M1:M2 VIX futures contango
As it is most commonly defined, this is simply the difference in price of the front two months of the VIX futures contracts.
- If M2 > M1 then the percentage difference will be a positive number and that's called contango.
- If M1 > M2 the percentage difference is a negative number and that's called backwardation.
In our example from today:
M1 = 14.81 M2 = 17.25 M1:M2 VIX futures contango = (M2 - M1) / M1 M1:M2 VIX futures contango = 16.48%
With that value, many volatility traders use it as an input variable to try to trade the various volatility ETPs on the market like VXX, UVXY, SVXY, and of course the old XIV before its termination.
It's only one singular metric and should only ever be used as a small part of the overall picture, but in general we can say the following:
- All other things being equal, higher levels of M1:M2 VIX futures contango may be a tailwind for short volatility trades (short VXX, long SVXY)
- All other things being equal, higher levels of M1:M2 VIX futures backwardation may be a tailwind for long volatility trades (long VXX, long UVXY)
Great, we have an input variable. Like I said there are many more that should be considered as well, but let's just focus on this one. Are we ready to start trading with it? Not so fast. There's a problem here.

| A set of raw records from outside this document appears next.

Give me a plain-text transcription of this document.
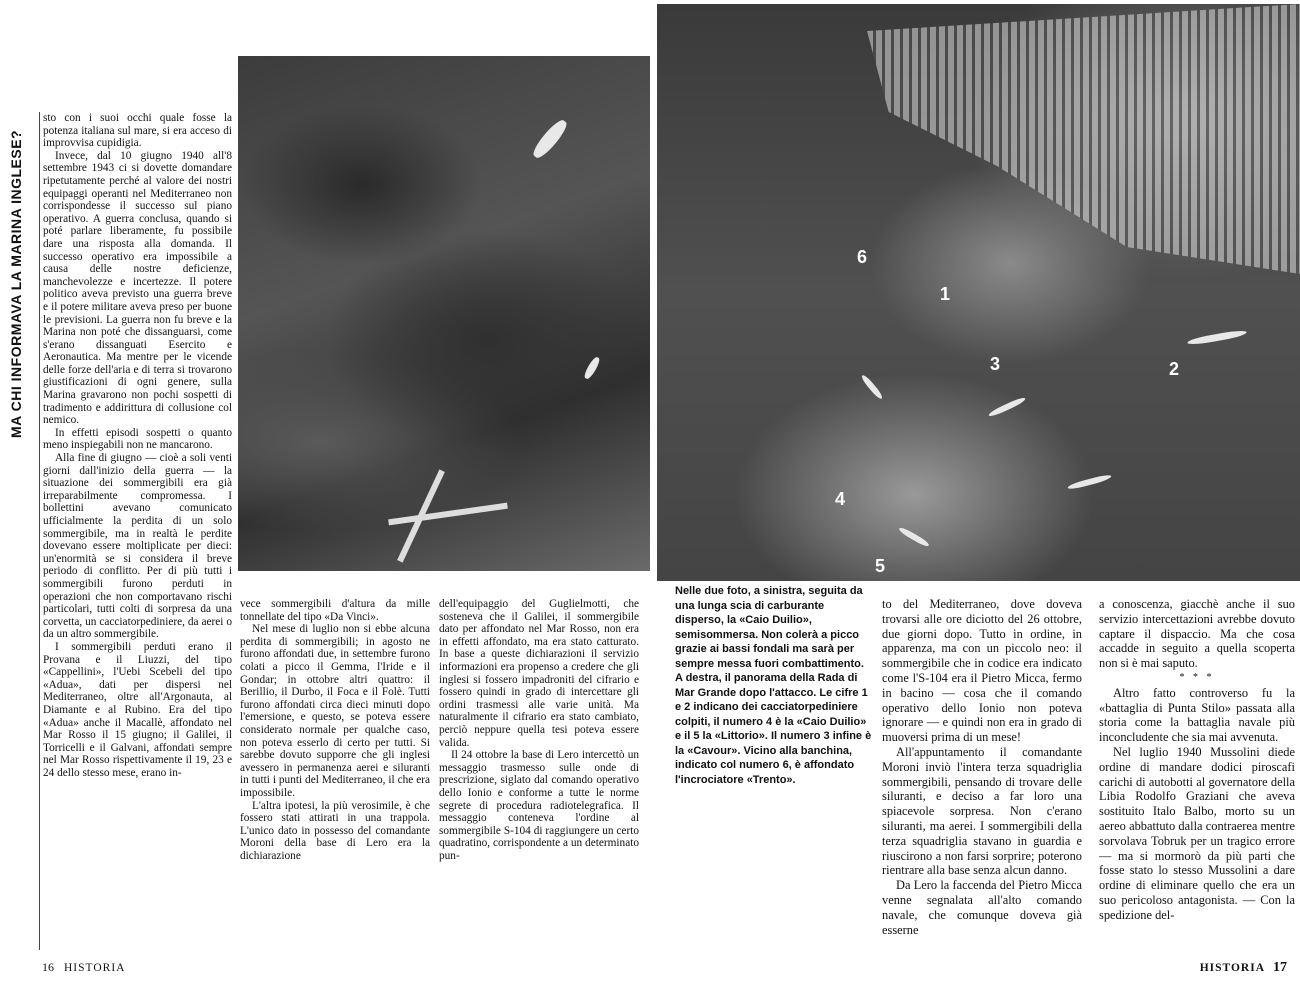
MA CHI INFORMAVA LA MARINA INGLESE?

sto con i suoi occhi quale fosse la potenza italiana sul mare, si era acceso di improvvisa cupidigia.

Invece, dal 10 giugno 1940 all'8 settembre 1943 ci si dovette domandare ripetutamente perché al valore dei nostri equipaggi operanti nel Mediterraneo non corrispondesse il successo sul piano operativo. A guerra conclusa, quando si poté parlare liberamente, fu possibile dare una risposta alla domanda. Il successo operativo era impossibile a causa delle nostre deficienze, manchevolezze e incertezze. Il potere politico aveva previsto una guerra breve e il potere militare aveva preso per buone le previsioni. La guerra non fu breve e la Marina non poté che dissanguarsi, come s'erano dissanguati Esercito e Aeronautica. Ma mentre per le vicende delle forze dell'aria e di terra si trovarono giustificazioni di ogni genere, sulla Marina gravarono non pochi sospetti di tradimento e addirittura di collusione col nemico.

In effetti episodi sospetti o quanto meno inspiegabili non ne mancarono.

Alla fine di giugno — cioè a soli venti giorni dall'inizio della guerra — la situazione dei sommergibili era già irreparabilmente compromessa. I bollettini avevano comunicato ufficialmente la perdita di un solo sommergibile, ma in realtà le perdite dovevano essere moltiplicate per dieci: un'enormità se si considera il breve periodo di conflitto. Per di più tutti i sommergibili furono perduti in operazioni che non comportavano rischi particolari, tutti colti di sorpresa da una corvetta, un cacciatorpediniere, da aerei o da un altro sommergibile.

I sommergibili perduti erano il Provana e il Liuzzi, del tipo «Cappellini», l'Uebi Scebeli del tipo «Adua», dati per dispersi nel Mediterraneo, oltre all'Argonauta, al Diamante e al Rubino. Era del tipo «Adua» anche il Macallè, affondato nel Mar Rosso il 15 giugno; il Galilei, il Torricelli e il Galvani, affondati sempre nel Mar Rosso rispettivamente il 19, 23 e 24 dello stesso mese, erano in-

vece sommergibili d'altura da mille tonnellate del tipo «Da Vinci».

Nel mese di luglio non si ebbe alcuna perdita di sommergibili; in agosto ne furono affondati due, in settembre furono colati a picco il Gemma, l'Iride e il Gondar; in ottobre altri quattro: il Berillio, il Durbo, il Foca e il Folè. Tutti furono affondati circa dieci minuti dopo l'emersione, e questo, se poteva essere considerato normale per qualche caso, non poteva esserlo di certo per tutti. Si sarebbe dovuto supporre che gli inglesi avessero in permanenza aerei e siluranti in tutti i punti del Mediterraneo, il che era impossibile.

L'altra ipotesi, la più verosimile, è che fossero stati attirati in una trappola. L'unico dato in possesso del comandante Moroni della base di Lero era la dichiarazione

dell'equipaggio del Guglielmotti, che sosteneva che il Galilei, il sommergibile dato per affondato nel Mar Rosso, non era in effetti affondato, ma era stato catturato. In base a queste dichiarazioni il servizio informazioni era propenso a credere che gli inglesi si fossero impadroniti del cifrario e fossero quindi in grado di intercettare gli ordini trasmessi alle varie unità. Ma naturalmente il cifrario era stato cambiato, perciò neppure quella tesi poteva essere valida.

Il 24 ottobre la base di Lero intercettò un messaggio trasmesso sulle onde di prescrizione, siglato dal comando operativo dello Ionio e conforme a tutte le norme segrete di procedura radiotelegrafica. Il messaggio conteneva l'ordine al sommergibile S-104 di raggiungere un certo quadratino, corrispondente a un determinato pun-

16 HISTORIA
1
2
3
4
5
6
Nelle due foto, a sinistra, seguita da una lunga scia di carburante disperso, la «Caio Duilio», semisommersa. Non colerà a picco grazie ai bassi fondali ma sarà per sempre messa fuori combattimento. A destra, il panorama della Rada di Mar Grande dopo l'attacco. Le cifre 1 e 2 indicano dei cacciatorpediniere colpiti, il numero 4 è la «Caio Duilio» e il 5 la «Littorio». Il numero 3 infine è la «Cavour». Vicino alla banchina, indicato col numero 6, è affondato l'incrociatore «Trento».

to del Mediterraneo, dove doveva trovarsi alle ore diciotto del 26 ottobre, due giorni dopo. Tutto in ordine, in apparenza, ma con un piccolo neo: il sommergibile che in codice era indicato come l'S-104 era il Pietro Micca, fermo in bacino — cosa che il comando operativo dello Ionio non poteva ignorare — e quindi non era in grado di muoversi prima di un mese!

All'appuntamento il comandante Moroni inviò l'intera terza squadriglia sommergibili, pensando di trovare delle siluranti, e deciso a far loro una spiacevole sorpresa. Non c'erano siluranti, ma aerei. I sommergibili della terza squadriglia stavano in guardia e riuscirono a non farsi sorprire; poterono rientrare alla base senza alcun danno.

Da Lero la faccenda del Pietro Micca venne segnalata all'alto comando navale, che comunque doveva già esserne

a conoscenza, giacchè anche il suo servizio intercettazioni avrebbe dovuto captare il dispaccio. Ma che cosa accadde in seguito a quella scoperta non si è mai saputo.

* * *

Altro fatto controverso fu la «battaglia di Punta Stilo» passata alla storia come la battaglia navale più inconcludente che sia mai avvenuta.

Nel luglio 1940 Mussolini diede ordine di mandare dodici piroscafi carichi di autobotti al governatore della Libia Rodolfo Graziani che aveva sostituito Italo Balbo, morto su un aereo abbattuto dalla contraerea mentre sorvolava Tobruk per un tragico errore — ma si mormorò da più parti che fosse stato lo stesso Mussolini a dare ordine di eliminare quello che era un suo pericoloso antagonista. — Con la spedizione del-

HISTORIA 17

Today is the third Tuesday of the month. That means tomorrow:
- That front month M1 future will expire and be off the board - The current M2 VIX future will become the new M1 VIX future - The current M3 VIX future will become the new M2 VIX future - This continues down the line all the way through 8 VIX futures - M1 moves off the board, and all the futures slide down
Tomorrow, we will have a new M1:M2 VIX futures contango value, and all things being equal overnight it will be substantially lower than the current level. We can get a good rough estimate of what the new contango level will be tomorrow if the markets open in a similar spot to where they are right now.
Current M2 = 17.25 Current M3 = 18.00 Current M2:M3 VIX futures contango = 4.35%
So when using M1:M2 contango as an input variable, of course we do need to factor in the days to expiration. I call this "Adjusted M1:M2 VIX futures contango."
* I have an entire article that goes over how to do that calculation, so if you really want to see the math behind it, click here.
Here's the current values for M1:M2 contango vs adjusted M1:M2 contango right now, on Tuesday Sep 17 (these values can be seen every day in the VTS Volatility Dashboard)
- M1:M2 VIX futures contango is extremely high, above the 96th percentile of all values going back to 2004. It doesn't get much higher than this. But that's largely because expiration is today.
- Adjusted M1:M2 VIX futures contango taking into account the days to expiration is actually below average right now, in just the 39th percentile of all values back to 2004.
Knowing how to do the proper adjustment, and view the VIX futures as a dynamic indicator where each monthly value moves down the curve and eventually drops off is vital.
If you're using contango levels to try to trade volatility ETPs, it's important to use the right value right?
If you go on vixcentral.com or CBOE's website to look at the VIX futures you'll see a very high number for contango. But now you know that it's being influenced by the fact there is only 1 day left on the contract, and tomorrow we will see a much lower level of contango. When we do the necessary adjustment we can see the true contango level right now is below average.
Optional homework assignment:
After the markets open tomorrow, go to vixcentral.com and do the new M1:M2 VIX futures contango calculation and see how close it comes to our estimation of about 4-5%.
* Another thing you'll notice if you go through this exercise is, the normal M1:M2 contango value will be identical to the Adjusted M1:M2 contango value. The reason for this is simple, the new monthly VIX cycle just started. For that first day only, both the absolute and adjusted values will be the same. After that, they will start to deviate again as the VIX futures move toward the next monthly expiration.